Quand j’avais 13 ans, il m’a emmené pêcher la truite en Nouvelle-Écosse. C’était un grand pêcheur de truites lorsqu’il était jeune. Je me souviens que ce voyage était gênant et ennuyeux. Nous entendions encore et encore les mêmes chansons à la radio : « Crimson and Clover », « I Think We’re Alone Now », « Happy Together ». Il a arrêté la voiture pour aller pisser – à cause de la bière, je suppose. J’ai appelé à la maison, et ma plus jeune sœur m’a dit qu’elle était tombée amoureuse d’un livre intitulé Ella au pays enchanté. Elle l’aimait tellement qu’elle l’avait emmené à une fête entre copines pour le lire pendant que les autres filles regardaient le film des Spice Girls. J’ai raconté ça à Papa. « Cela me rend très heureux, dit-il. Je ne pourrais pas l’être davantage. Dis-lui que je t’ai dit ça. » Il est paisible ce soir. Étendu silencieusement, il ne se lève que pour boire du lait ou prendre un médicament. Endormi à 21 h. Je crois que la fin approche. Quand j’avais 15 ans, il a commencé à laisser des livres sur mon lit : En attendant Godot, Le procès, Les Carnets d’Albert Camus. Ils ont changé ma vie, mais nous n’en avons jamais discuté. Il les a juste laissés là et n’a jamais dit un mot. Dans la salle de bains, il reste assis sur les toilettes pendant vingt minutes. Je m’assois sur une chaise en plastique en face de lui. La salle de bains est entièrement jaune. Au-dessus de lui trône un dessin à l’encre noire représentant un cheval cabré. Je vois bien qu’il pense profondément à quelque chose, et il finit par me dire quoi. « Si… j’ai… besoin… de quelque chose, demande… à… ta… mère… d’abord.

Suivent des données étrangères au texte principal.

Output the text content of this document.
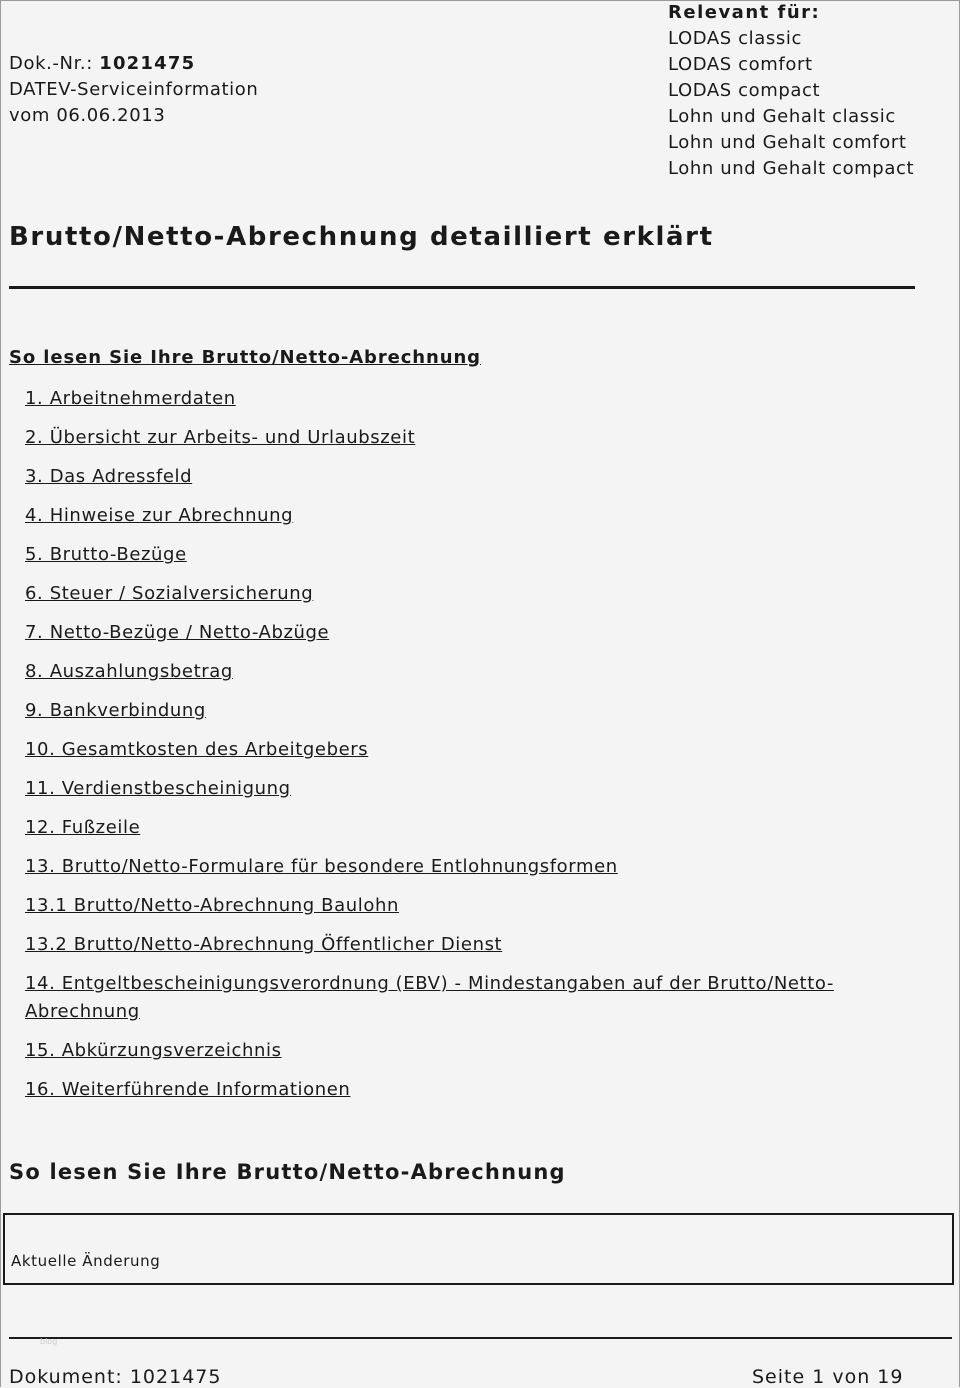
Dok.-Nr.: 1021475
DATEV-Serviceinformation
vom 06.06.2013
Relevant für:
LODAS classic
LODAS comfort
LODAS compact
Lohn und Gehalt classic
Lohn und Gehalt comfort
Lohn und Gehalt compact
Brutto/Netto-Abrechnung detailliert erklärt
So lesen Sie Ihre Brutto/Netto-Abrechnung
1. Arbeitnehmerdaten
2. Übersicht zur Arbeits- und Urlaubszeit
3. Das Adressfeld
4. Hinweise zur Abrechnung
5. Brutto-Bezüge
6. Steuer / Sozialversicherung
7. Netto-Bezüge / Netto-Abzüge
8. Auszahlungsbetrag
9. Bankverbindung
10. Gesamtkosten des Arbeitgebers
11. Verdienstbescheinigung
12. Fußzeile
13. Brutto/Netto-Formulare für besondere Entlohnungsformen
13.1 Brutto/Netto-Abrechnung Baulohn
13.2 Brutto/Netto-Abrechnung Öffentlicher Dienst
14. Entgeltbescheinigungsverordnung (EBV) - Mindestangaben auf der Brutto/Netto-Abrechnung
15. Abkürzungsverzeichnis
16. Weiterführende Informationen
So lesen Sie Ihre Brutto/Netto-Abrechnung
Aktuelle Änderung
blog
Dokument: 1021475	Seite 1 von 19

Car il… y a… le passé. » Je veux être sûr que je comprends bien ce qu’il veut dire. « Si tu as besoin de quelque chose de particulier, ou bien en général ? » Je dois répéter plusieurs fois avant qu’il ne comprenne. « En général », dit-il finalement. « Parce qu’il y a le passé. » Cette nuit-là, j’entends l’infirmière lui taper dans le dos. Il est assis là, le souffle court, la tête pendante, respirant de l’oxygène à travers des tuyaux. Une fois remis, il murmure : « Je n’en peux plus. » L’infirmière fait tout ce qu’elle peut pour l’aider. Cela m’énerve. Je montre l’oxygène, les médicaments. « No está bien, está malo », lui dis-je dans un espagnol hachuré : Ce n’est pas bien, c’est mal. « El necesita morir. » Il faut qu’il meure. Vers 4 h du matin, il crache sa frustration : « Je… n’arrive… pas… à mourir. »
Puis papa se calme. Sa respiration devient plus douce et superficielle à chaque inspiration.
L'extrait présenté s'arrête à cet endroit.